The difference is that people are used to installing and setting up their windows machines. They know that they will need driver x,y, and z along with software suite a and b.

Most of the time there will be maybe a single issue on Ubuntu that will need fixing by a first time installer.

The amount of universal direct out of box compatibility and feature set expected out of Linux is unreasonable, plain and simple. Just like any other OS (yes, even OS X), it will need setup by an OEM or a technician to be a 100% smooth experience.

X-Files returns

Maybe I'm atypical of my friends out there, but my mother raised me on X-Files. So today I was really pleased to hear that they are making a final movie, supposedly to tie it up. If you watched X-Files, you know that they let it drag out way too long. It's one of the main reason's that show now limit themselves to typically five seasons from the get-go.

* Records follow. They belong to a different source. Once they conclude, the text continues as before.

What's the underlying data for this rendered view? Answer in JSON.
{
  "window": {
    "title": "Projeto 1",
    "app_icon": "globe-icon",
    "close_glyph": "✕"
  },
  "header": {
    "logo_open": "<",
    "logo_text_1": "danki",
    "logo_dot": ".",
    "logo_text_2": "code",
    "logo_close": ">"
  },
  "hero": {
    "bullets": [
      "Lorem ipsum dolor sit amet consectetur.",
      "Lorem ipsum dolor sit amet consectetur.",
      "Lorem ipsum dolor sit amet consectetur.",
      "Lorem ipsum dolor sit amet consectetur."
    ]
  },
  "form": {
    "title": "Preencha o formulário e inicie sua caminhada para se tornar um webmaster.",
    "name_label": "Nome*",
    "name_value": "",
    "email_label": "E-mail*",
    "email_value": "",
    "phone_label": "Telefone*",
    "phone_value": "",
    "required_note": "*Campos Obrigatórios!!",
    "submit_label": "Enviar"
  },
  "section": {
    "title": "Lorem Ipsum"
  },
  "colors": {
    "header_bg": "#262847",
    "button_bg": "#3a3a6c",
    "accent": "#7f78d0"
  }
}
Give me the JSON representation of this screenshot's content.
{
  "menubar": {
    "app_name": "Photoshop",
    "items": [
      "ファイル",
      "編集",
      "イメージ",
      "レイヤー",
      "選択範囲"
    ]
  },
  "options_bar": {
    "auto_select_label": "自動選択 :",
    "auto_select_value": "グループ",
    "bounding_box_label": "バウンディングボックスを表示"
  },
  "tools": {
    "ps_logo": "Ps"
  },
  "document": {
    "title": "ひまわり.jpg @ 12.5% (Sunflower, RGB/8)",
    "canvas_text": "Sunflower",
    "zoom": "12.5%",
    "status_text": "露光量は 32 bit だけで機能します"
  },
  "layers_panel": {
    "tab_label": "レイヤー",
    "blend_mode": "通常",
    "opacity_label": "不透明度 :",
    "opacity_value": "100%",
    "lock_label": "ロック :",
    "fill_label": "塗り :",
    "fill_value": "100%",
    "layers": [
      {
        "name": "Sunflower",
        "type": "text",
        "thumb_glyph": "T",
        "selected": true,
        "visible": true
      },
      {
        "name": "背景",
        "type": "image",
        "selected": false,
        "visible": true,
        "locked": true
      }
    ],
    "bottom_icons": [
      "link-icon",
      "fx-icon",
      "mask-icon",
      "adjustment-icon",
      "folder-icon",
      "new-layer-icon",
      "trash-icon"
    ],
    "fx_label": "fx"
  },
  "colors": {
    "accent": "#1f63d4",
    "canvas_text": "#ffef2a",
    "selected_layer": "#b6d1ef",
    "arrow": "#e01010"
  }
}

There is much more information here. Including some tidbits of info on producing and directing the series.

Wednesday, March 19, 2008

Xen on Gutsy

My installation of Xen on Gutsy went well as far as getting the host(server) up and running. I had an issue when it came to getting my guest(image) running under Xen.

Xen has a few strange things about it, the first being that it uses terminology that I'm not familiar with and is no where explained. Example: "Provision VM" Which I eventually found to be configuring a virtual machine.

Xen also doesn't just emulate the metal. It boots off a kernel from your host's file system. If you build a guest by hand then you need to bootstrap it with a distro of your choice.

My guest would always boot through the kernel, but never init. After messing around for a while I came across this. Seems like there is a bug in the Gutsy Xen-tools configs.

Finally, a bit of my frustration with Xen was not with itself, but with the third party gui setup and management tools. Xenman, Virt-manager, and Enomalism all had show stopping bugs that I'm sure could be fixed if I really tried, but that's not the point.

Over all, the core suite of Xen is very good. With some better intro documentation, and some mature attach on tools, it could be great.

Update: I may not have made it clear, but the guest OS was gutsy also, which is what requred the hooks in Xen-tools to boot.